Among public sector lenders, State Bank of India, Bank of Baroda, Bank of India, Canara Bank, Central Bank of India, and Indian Overseas Bank have been imposed a monetary penalty of Rs 3 crore each, while Punjab Nation Bank, Andhra Bank and United Bank of India are charged with Rs 2.5 crore each.

Among private sector banks, RBI has penalised Federal Bank (Rs 3 crore), YES Bank (Rs 2 crore), Kotak Mahindra Bank Ltd (Rs 1.5 crore) and ING Vysya Bank (Rs 1.5 crore).

Earlier, the central bank had penalised Axis Bank (Rs 5 crore), HDFC Bank (Rs 4.5 crore) and ICICI Bank (Rs 1 crore) in June.

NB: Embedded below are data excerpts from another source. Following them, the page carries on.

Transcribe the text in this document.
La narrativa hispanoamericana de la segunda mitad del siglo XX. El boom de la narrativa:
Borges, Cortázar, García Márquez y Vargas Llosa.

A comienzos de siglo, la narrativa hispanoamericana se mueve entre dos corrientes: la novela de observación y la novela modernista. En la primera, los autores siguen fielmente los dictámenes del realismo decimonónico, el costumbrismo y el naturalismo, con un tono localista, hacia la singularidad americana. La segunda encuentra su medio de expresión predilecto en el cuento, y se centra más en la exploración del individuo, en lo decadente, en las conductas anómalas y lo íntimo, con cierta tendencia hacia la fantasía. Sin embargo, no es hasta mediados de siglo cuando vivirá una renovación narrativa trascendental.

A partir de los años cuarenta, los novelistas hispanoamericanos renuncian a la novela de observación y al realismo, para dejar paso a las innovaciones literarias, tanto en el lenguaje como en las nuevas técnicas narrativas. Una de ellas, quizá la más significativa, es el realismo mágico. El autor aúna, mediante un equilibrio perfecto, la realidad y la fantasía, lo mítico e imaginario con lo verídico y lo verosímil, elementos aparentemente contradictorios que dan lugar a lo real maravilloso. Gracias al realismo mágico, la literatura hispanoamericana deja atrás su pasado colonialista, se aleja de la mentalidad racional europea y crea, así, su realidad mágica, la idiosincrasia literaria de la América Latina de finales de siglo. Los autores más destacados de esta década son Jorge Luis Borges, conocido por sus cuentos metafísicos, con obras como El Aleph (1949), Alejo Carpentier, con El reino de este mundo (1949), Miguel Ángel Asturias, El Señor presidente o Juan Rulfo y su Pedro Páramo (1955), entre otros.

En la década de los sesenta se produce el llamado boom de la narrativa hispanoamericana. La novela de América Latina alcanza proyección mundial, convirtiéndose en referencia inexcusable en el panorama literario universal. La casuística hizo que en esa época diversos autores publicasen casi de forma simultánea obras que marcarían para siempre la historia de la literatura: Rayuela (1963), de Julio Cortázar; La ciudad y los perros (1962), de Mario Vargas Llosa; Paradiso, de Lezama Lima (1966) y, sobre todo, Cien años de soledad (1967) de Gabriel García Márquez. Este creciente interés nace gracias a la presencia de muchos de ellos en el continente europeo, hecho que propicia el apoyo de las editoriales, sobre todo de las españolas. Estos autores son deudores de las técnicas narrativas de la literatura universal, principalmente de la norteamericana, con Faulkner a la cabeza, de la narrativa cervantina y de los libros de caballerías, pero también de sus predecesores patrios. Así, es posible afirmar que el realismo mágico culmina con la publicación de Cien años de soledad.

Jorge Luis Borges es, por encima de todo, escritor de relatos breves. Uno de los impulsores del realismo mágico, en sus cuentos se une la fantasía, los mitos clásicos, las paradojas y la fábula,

Seven other banks - Barclays Bank, BNP Paribas, Citibank, Royal Bank of Scotland, Standard Chartered, State Bank of Patiala and Bank of Tokyo Mitsubishi UFJ - faced similar scrutiny and the banks’ written or oral explanation were found to be satisfactory or no violation of serious nature has been established.

It has, therefore, been decided not to impose any monetary penalty but to issue only suitable cautionary letters, RBI said.

A similar scrutiny was also conducted in seven other banks during April and May 2013. The process of follow-up action in respect of those banks is at different stages of its completion.

RBI scrutiny

The Reserve Bank of India had carried out a scrutiny of books of accounts, internal control, compliance systems and processes of these banks at their offices during April.

The scrutiny revealed violations such as non-adherence to certain aspects of KYC norms and AML guidelines like customer identification procedure, risk categorisation, periodical review of risk profiling of account holders and periodical KYC updation.

Non-adherence of norms

It also referred to non-adherence of KYC norms for walk-in customers including for the sale of third party products, omission in filing of cash transaction reports in respect of some cash transactions and sale of gold coins for cash beyond Rs 50,000 among others.

The central bank said the investigation did not reveal any prima facie evidence of money laundering. However, any conclusive inference in this regard can be drawn only by an end-to-end investigation of the transactions by tax and enforcement agencies.